An article in Monday’s Australian Financial Review claims that businesses prize employees with humanities degrees.  Why?  Because those employees tend to analyze, think, problem-solve and communicate well.  The article also notes that liberal arts graduates often rise to leadership positions:



… arts graduates are greatly overrepresented in the senior ranks of corporate Australia.  Take for example Westpac, where Brian Hartzer, a history graduate has recently replaced Gail Kelly, who studied classics, as CEO. It is the all-important 'soft skills' that are essential for effective senior leadership – particularly those around effective communication and empathy.
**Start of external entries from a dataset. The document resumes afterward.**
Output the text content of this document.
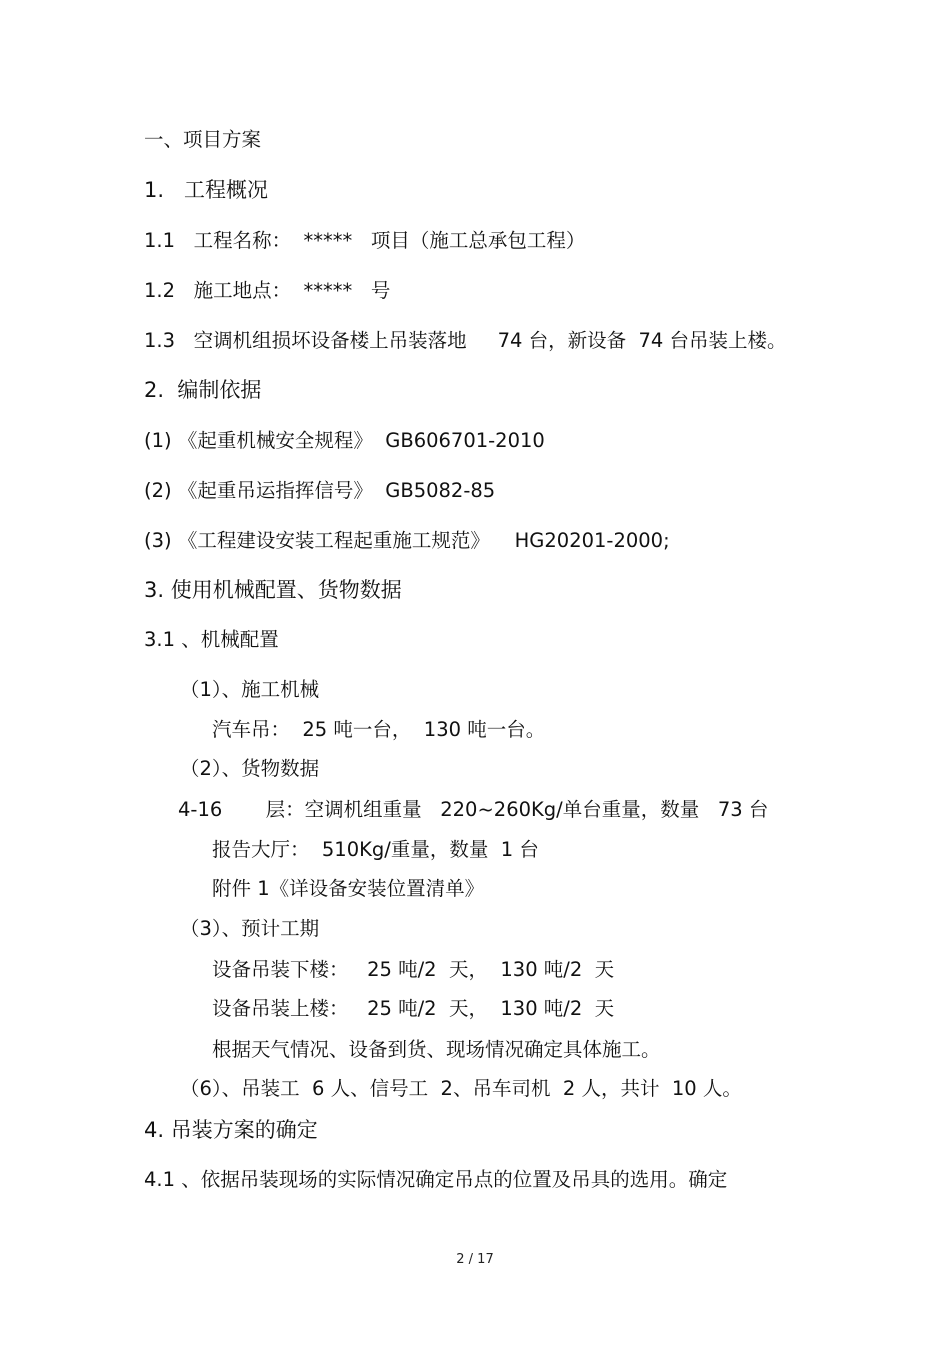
一、项目方案
1.   工程概况
1.1   工程名称：  *****   项目（施工总承包工程）
1.2   施工地点：  *****   号
1.3   空调机组损坏设备楼上吊装落地     74 台，新设备  74 台吊装上楼。
2.  编制依据
(1) 《起重机械安全规程》  GB606701-2010
(2) 《起重吊运指挥信号》  GB5082-85
(3) 《工程建设安装工程起重施工规范》    HG20201-2000;
3. 使用机械配置、货物数据
3.1 、机械配置
（1）、施工机械
汽车吊：  25 吨一台，  130 吨一台。
（2）、货物数据
4-16       层：空调机组重量   220~260Kg/单台重量，数量   73 台
报告大厅：  510Kg/重量，数量  1 台
附件 1《详设备安装位置清单》
（3）、预计工期
设备吊装下楼：   25 吨/2  天，  130 吨/2  天
设备吊装上楼：   25 吨/2  天，  130 吨/2  天
根据天气情况、设备到货、现场情况确定具体施工。
（6）、吊装工  6 人、信号工  2、吊车司机  2 人，共计  10 人。
4. 吊装方案的确定
4.1 、依据吊装现场的实际情况确定吊点的位置及吊具的选用。确定
2 / 17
These are core attributes of an arts degree.




Empathy.  Isn't that interesting?  Good leadership depends on the ability not only to think critically but also to communicate and relate well to other people and contexts.  That's why, even though many graduates possess head knowledge and technical skills, companies seem to want employees with something more…something beyond mere expertise in data…something that resides or emanates from a different place in a person. 
C S Lewis referred to it as “the chest.” 
By chest Lewis meant that “spirited” aspect of human nature, symbolically located between the head and the stomach, which directs a person’s desires, affections and sentiments.  A student is not just a cranium that thinks, nor merely a stomach that craves, but a full-orbed person with a chest that loves.  The chest is that capacity that moves us neither by a cold calculation of reason nor by blind obedience to appetites; rather, the chest guides reason in directing our desires toward the true, good and beautiful.  According to Lewis, “The head rules the belly through the chest…"



A key concern in tertiary education today is the degree to which universities are committed to producing students with chests.  Too many institutions have lost the backbone to teach about an objective order with which students can be “in tune” both intellectually (the head) and morally/aesthetically (the chest).  Modern universities seem to focus almost exclusively on regulating what students know rather than also shaping what they love. If we want dynamic, creative, personal leaders like Gail Kelly, we need to invest in the kinds of education that helped produce her.


Yet, as Lewis recognised,

we continue to clamour for those very qualities we are rendering impossible … In a sort of ghastly simplicity we remove the organ and demand the function.  We make men without chests and expect of them virtue and enterprise.  ...  We castrate and bid the geldings be fruitful.

Australia needs to recover a vision of higher education that develops the full human person, including the head and chest.